Well, it depends. There are four tests for whether an individual is a tax resident of Australia under Australia’s domestic tax law. None of those tests are whether a person has ‘a spouse and a house’ in Australia.
The actual test for where a person ‘resides’
An individual who ‘resides’ in Australia is a tax resident under Australia’s domestic tax law. This is commonly referred to as the ‘ordinary meaning of the word resides’ test.
‘Resides’ takes its ordinary meaning. According to the case law, this means ‘to dwell permanently’ or have a ‘usual or settled abode’.
If a person is physically absent from Australia for long periods, such as when they are working overseas, you will need to consider whether the person has ‘retained a continuity of association with the place’ and ‘an intention to return to that place and an attitude that that place remains “home”’.
Some examples from the cases
In Harding v Commissioner of Taxation  FCAFC 29, Mr Harding permanently departed Australia to live in Bahrain in April 2009. His wife continued to live in the same house on the Sunshine Coast, with the intention that he would join him in Bahrain in late 2011, after their second son finished high school. Mr Harding was assessed as a tax resident in the 2011 income year.
The Court concluded, both at first instance and on appeal, that Mr Harding did not reside in Australia, based on the ordinary meaning of the word ‘resides’. This was despite the fact that he had ‘a house and a spouse’ in Australia. His intention to move permanently to Bahrain, and the fact that he no longer considered his former house in Australia to be his ‘home’, were critical considerations.
However, a person who lives and works overseas, but returns periodically to Australia, and continues to treat their place in Australia as ‘home’, is likely to reside in both the overseas country and Australia.
The case law is clear that a person can reside in more than one place at the same time. However, a person may visit Australia (as Mr Harding did) without residing in Australia.
In Handsley and Commissioner of Taxation  AATA 917, Mr Handsley departed Australia permanently in 2011. His former wife and children continued to reside in Australia, and Mr Handsley visited the children periodically. The Tribunal concluded Mr Handsley did not ‘reside’ in Australia.
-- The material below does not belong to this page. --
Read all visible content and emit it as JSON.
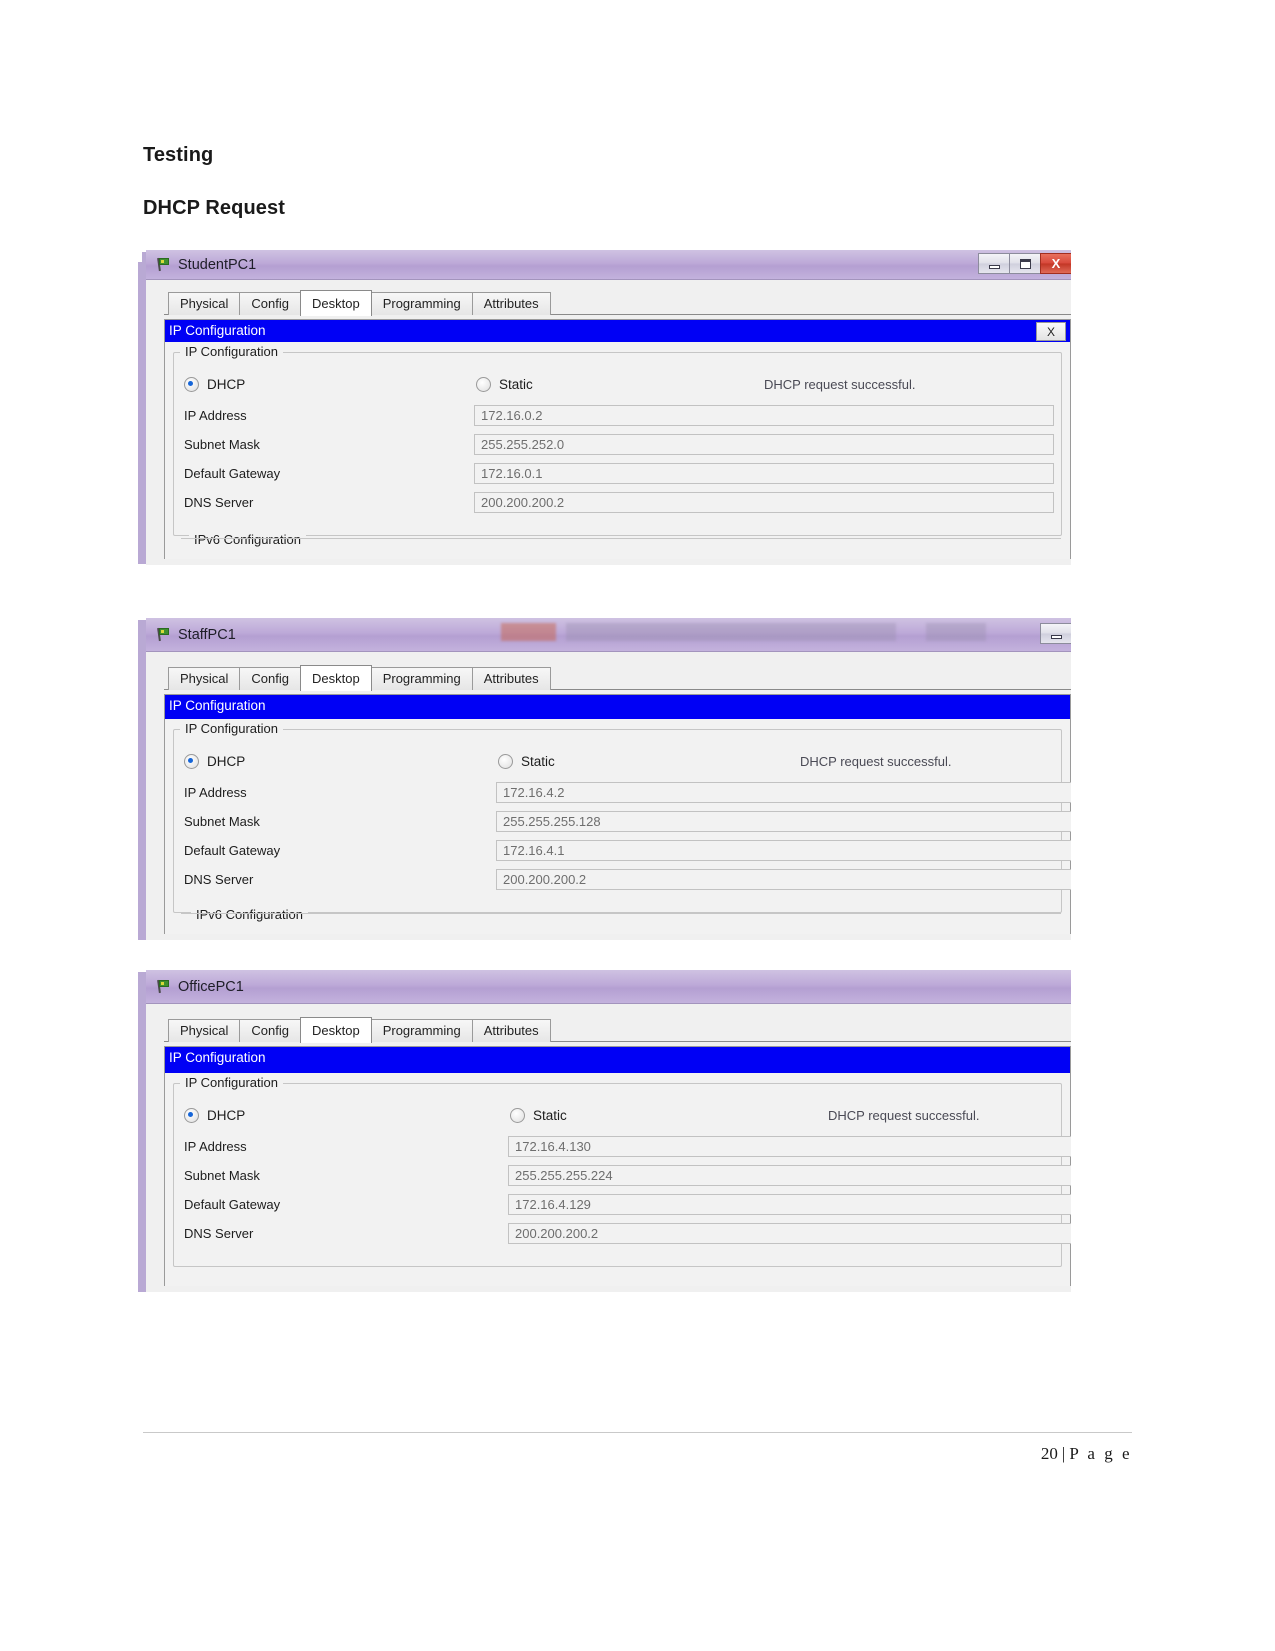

The Tribunal explained an important difference:
An absent parent (working overseas) who:
(a) is in a continuing relationship as life partner with the other parent of children living in Australia;
(b) provides for those children; and
(c) returns to Australia when possible,
stands in a very different position to an absent parent who:
(i) does not have day-to-day care of his/her children;
(ii) is formally separated or divorced from the parent who does have day-to-day care of the children of the former partnership; and
(iii) visits Australia from time to time to see her/his children for milestone events or holiday periods.
Even in a continuing relationship, as Harding shows, there may be times when a taxpayer departs Australia permanently, with the intention that the spouse and children will follow at a later date. The spouse’s residency is not determinative of the taxpayer’s residency. A similar analysis is relevant to when a spouse and children return to Australia permanently before the taxpayer returns.
Is there a double tax agreement?
In some cases, a taxpayer will live and work in a country that has a double tax agreement (DTA) with Australia. Where both the overseas country and Australia claim the person as a tax resident under their respective domestic laws, the DTA will generally contain ‘tie-breaker’ tests that deem the person to be solely the tax resident of one country.
The tie-breaker tests will generally only apply when the person is a tax resident under the overseas country’s domestic law. The tests for tax residence are generally not the same as obtaining permanent residence status. We often see taxpayers incorrectly conflate their immigration status with their tax residence status. If you are unsure, you should seek professional tax advice in the country where you are living and working.
The tie-breaker tests vary between DTAs. However, there may be circumstances where an individual resides in Australia under the Australian domestic law, is a tax resident of the country they are living and working in and is deemed to be solely a tax resident of that country because of the DTA.
Be careful of checklists
The ATO sometimes apply a ‘checklist’ of factors to consider whether a person is a tax resident. This ‘checklist’ approach was criticised in the Harding decision, and the Dempsey decision before that. There will certainly be factors that are relevant to testing whether a person ‘resides’ in Australia, but advisers should be wary that these factors (or some of these factors) are not incorrectly substituted for the actual law.
Be careful of private rulings
Private rulings can be valuable in certain circumstances. However, taxpayers and advisers need to be careful in the context of residency matters. This is because, if you obtain an unfavourable private ruling from the ATO, and then object to it:
1. you are limited to the facts and circumstances described in the private ruling – which may be different to what eventually happens in real life
2. the legislation prevents you from objecting to any underlying assessment.
This often creates a practical problem, because a taxpayer may want certainty before deciding whether to accept an overseas employment offer. At that early stage, the taxpayer may not have all the details of their future home or life overseas. There is generally much better evidence of a taxpayer’s home and life overseas, and broken connections to any former home in Australia, once they have lived overseas for a reasonable period of time.